Quarter EPS ($) Efficiency Ratio (%) Client Assets ($ Trillion)
Q1 2024 2.02 75 7.4
Q2 2024 1.82 74 7.5
Q3 2024 1.88 72 7.6



Q & A sessions,

Financial Performance and Guidance

  • The firm produced revenues of $15.4 billion in the third quarter, with an EPS of $1.88 and ROTCE of 17.5%.
  • The year-to-date efficiency ratio was 72%, driven by discipline in controllable spending and lower litigation and consulting costs.
  • Investment Banking revenues rose to $1.5 billion, with fixed income underwriting revenues more than doubling to $555 million.
  • Looking ahead, NII is expected to be modestly down in the fourth quarter due to lower rate expectations.
  • Net new assets totaled $64 billion in the quarter, contributing to a year-to-date total of $195 billion.

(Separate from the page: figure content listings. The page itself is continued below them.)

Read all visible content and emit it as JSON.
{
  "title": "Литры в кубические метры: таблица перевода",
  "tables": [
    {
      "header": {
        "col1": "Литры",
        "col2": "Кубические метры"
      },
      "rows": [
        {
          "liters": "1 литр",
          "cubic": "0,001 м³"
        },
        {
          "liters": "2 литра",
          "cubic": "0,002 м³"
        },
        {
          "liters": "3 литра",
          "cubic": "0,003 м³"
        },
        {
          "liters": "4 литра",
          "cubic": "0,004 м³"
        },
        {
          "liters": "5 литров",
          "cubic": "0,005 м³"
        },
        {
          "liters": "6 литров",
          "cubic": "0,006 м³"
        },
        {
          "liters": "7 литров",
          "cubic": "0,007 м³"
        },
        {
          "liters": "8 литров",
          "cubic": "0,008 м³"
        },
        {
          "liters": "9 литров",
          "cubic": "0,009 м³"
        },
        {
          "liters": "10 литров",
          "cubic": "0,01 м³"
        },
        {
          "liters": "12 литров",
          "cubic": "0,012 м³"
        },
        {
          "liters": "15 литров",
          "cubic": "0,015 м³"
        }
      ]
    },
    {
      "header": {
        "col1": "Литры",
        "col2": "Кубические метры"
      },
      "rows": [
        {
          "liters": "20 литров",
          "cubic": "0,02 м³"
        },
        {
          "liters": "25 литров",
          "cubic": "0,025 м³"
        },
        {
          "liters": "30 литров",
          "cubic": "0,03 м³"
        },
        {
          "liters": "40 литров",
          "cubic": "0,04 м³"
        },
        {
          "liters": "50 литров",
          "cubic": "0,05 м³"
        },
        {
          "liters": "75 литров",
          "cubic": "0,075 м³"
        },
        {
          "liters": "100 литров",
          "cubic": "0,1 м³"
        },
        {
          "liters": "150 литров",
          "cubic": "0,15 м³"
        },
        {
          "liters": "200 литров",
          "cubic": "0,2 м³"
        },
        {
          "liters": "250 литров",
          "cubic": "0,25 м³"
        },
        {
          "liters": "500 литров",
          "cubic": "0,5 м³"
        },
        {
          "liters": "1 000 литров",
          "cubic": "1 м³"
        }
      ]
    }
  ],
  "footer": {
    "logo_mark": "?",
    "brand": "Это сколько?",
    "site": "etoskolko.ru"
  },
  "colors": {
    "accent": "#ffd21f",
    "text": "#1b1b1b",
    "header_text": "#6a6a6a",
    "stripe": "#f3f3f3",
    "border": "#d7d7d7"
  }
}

Wealth and Investment Management

  • Wealth Management recorded a record revenue of $7.3 billion, with client assets reaching $6 trillion.
  • Fee-based assets now stand at $2.3 trillion, with strong net new assets supported by advisor-led and workplace channels.
  • Investment Management revenues increased 9% year-over-year to $1.5 billion, driven by demand in alternatives and solutions.
  • MSIM’s total AUM is now $1.6 trillion, with liquidity and overlay strategies showing strong inflows.

Strategic Investments and Efficiency

  • Continued focus on optimizing occupancy, with only a $11 million increase year-to-date despite significant space optimization investments.
  • Decline in professional services spending as part of integration efforts, allowing reallocation towards growth-related infrastructure investments.
  • Investments in new technology, data centers, and buildings to support cyber resilience and future growth plans.

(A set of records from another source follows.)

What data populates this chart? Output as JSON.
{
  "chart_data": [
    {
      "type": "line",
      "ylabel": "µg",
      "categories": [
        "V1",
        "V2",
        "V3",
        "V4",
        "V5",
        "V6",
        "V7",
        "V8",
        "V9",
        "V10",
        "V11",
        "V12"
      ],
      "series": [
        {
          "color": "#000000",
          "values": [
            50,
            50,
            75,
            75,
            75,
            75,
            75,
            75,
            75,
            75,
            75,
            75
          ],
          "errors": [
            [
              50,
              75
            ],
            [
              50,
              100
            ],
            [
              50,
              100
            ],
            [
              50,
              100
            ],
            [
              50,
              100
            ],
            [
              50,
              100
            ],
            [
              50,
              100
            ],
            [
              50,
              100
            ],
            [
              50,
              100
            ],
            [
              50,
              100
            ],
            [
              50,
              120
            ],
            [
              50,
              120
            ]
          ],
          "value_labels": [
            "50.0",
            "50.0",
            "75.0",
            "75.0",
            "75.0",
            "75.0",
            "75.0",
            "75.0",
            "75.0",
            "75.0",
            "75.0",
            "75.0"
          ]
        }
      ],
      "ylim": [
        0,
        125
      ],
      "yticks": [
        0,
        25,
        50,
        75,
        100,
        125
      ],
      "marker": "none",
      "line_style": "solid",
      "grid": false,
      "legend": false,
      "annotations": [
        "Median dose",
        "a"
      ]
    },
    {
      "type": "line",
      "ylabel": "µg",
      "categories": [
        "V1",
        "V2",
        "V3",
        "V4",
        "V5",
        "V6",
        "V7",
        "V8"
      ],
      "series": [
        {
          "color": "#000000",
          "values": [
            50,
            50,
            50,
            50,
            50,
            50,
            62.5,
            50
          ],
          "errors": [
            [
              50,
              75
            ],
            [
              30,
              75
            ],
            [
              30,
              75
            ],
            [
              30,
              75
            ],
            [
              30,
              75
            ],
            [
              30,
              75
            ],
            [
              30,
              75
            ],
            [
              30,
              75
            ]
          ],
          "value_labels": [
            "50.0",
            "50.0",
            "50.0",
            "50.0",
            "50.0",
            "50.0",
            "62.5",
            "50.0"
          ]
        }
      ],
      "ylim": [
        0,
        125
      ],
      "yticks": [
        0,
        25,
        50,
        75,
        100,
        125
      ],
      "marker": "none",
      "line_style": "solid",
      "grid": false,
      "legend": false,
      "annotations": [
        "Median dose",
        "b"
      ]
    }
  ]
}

Rate Environment and Deposit Trends

  • The firm has observed stabilizing trends in sweeps and NII, with a $175 million delta between this quarter and last year’s third quarter.
  • Deposit trends have been encouraging since the Fed’s rate cuts, with a focus on monitoring interest rate paths in future quarters.
  • The deposit base is distinct from commercial banks, with the impact of QT being negligible.

Technology and Innovation

  • The partnership with OpenAI continues to progress well, enhancing productivity tools for advisors.
  • AI tools like debrief are aiding in meeting efficiency by automating language translation and email drafting post-meetings.
  • Investment in technology aims to boost long-term efficiency, particularly in helping advisors prospect more business efficiently.